FortiSOC is Fortinet’s step toward that future: a cloud, unified SOC with integrated AI into the operational flow. Its success will depend less on marketing and more on its ability to genuinely reduce noise, shorten investigations, integrate external tools, and enable analysts to focus less on data movement and more on security decisions.

Frequently Asked Questions

What is FortiSOC?

FortiSOC is a unified, cloud-delivered SOC platform that consolidates functions such as SIEM, SOAR, threat intelligence, UEBA, ITDR, case management, and AI-guided operations.

What does FortiAI-Assist bring?

FortiAI-Assist applies AI agentic technology to investigations, threat hunting, playbook creation, case management, and response actions, with MCP-based coordination and analyst oversight.

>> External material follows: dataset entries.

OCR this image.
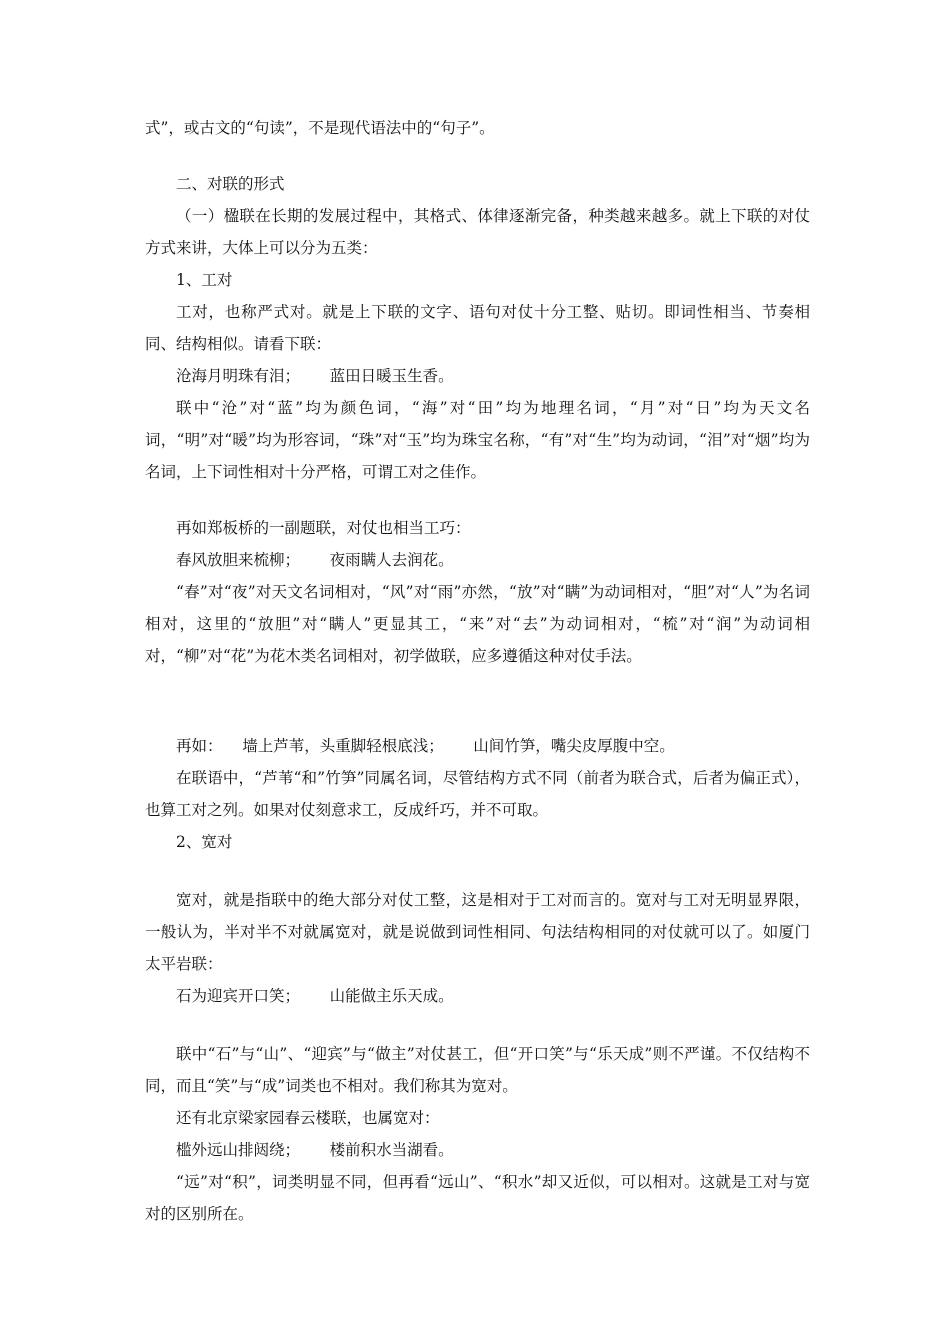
式”，或古文的“句读”，不是现代语法中的“句子”。

二、对联的形式

（一）楹联在长期的发展过程中，其格式、体律逐渐完备，种类越来越多。就上下联的对仗方式来讲，大体上可以分为五类：

1、工对

工对，也称严式对。就是上下联的文字、语句对仗十分工整、贴切。即词性相当、节奏相同、结构相似。请看下联：

沧海月明珠有泪；      蓝田日暖玉生香。

联中“沧”对“蓝”均为颜色词，“海”对“田”均为地理名词，“月”对“日”均为天文名词，“明”对“暖”均为形容词，“珠”对“玉”均为珠宝名称，“有”对“生”均为动词，“泪”对“烟”均为名词，上下词性相对十分严格，可谓工对之佳作。

再如郑板桥的一副题联，对仗也相当工巧：

春风放胆来梳柳；      夜雨瞒人去润花。

“春”对“夜”对天文名词相对，“风”对“雨”亦然，“放”对“瞒”为动词相对，“胆”对“人”为名词相对，这里的“放胆”对“瞒人”更显其工，“来”对“去”为动词相对，“梳”对“润”为动词相对，“柳”对“花”为花木类名词相对，初学做联，应多遵循这种对仗手法。

再如：    墙上芦苇，头重脚轻根底浅；      山间竹笋，嘴尖皮厚腹中空。

在联语中，“芦苇“和”竹笋”同属名词，尽管结构方式不同（前者为联合式，后者为偏正式），也算工对之列。如果对仗刻意求工，反成纤巧，并不可取。

2、宽对

宽对，就是指联中的绝大部分对仗工整，这是相对于工对而言的。宽对与工对无明显界限，一般认为，半对半不对就属宽对，就是说做到词性相同、句法结构相同的对仗就可以了。如厦门太平岩联：

石为迎宾开口笑；      山能做主乐天成。

联中“石”与“山”、“迎宾”与“做主”对仗甚工，但“开口笑”与“乐天成”则不严谨。不仅结构不同，而且“笑”与“成”词类也不相对。我们称其为宽对。

还有北京梁家园春云楼联，也属宽对：

槛外远山排闼绕；      楼前积水当湖看。

“远”对“积”，词类明显不同，但再看“远山”、“积水”却又近似，可以相对。这就是工对与宽对的区别所在。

Does FortiSOC replace FortiSIEM or FortiSOAR?

Not necessarily. Fortinet states that FortiSOC complements and extends its current SOC portfolio, with FortiAnalyzer, FortiSIEM, and FortiSOAR remaining available and evolving.

Who is FortiSOC designed for?

Fortinet targets both resource-constrained teams seeking basic SOC capabilities and mature organizations aiming for more automation, correlation, and unified operations.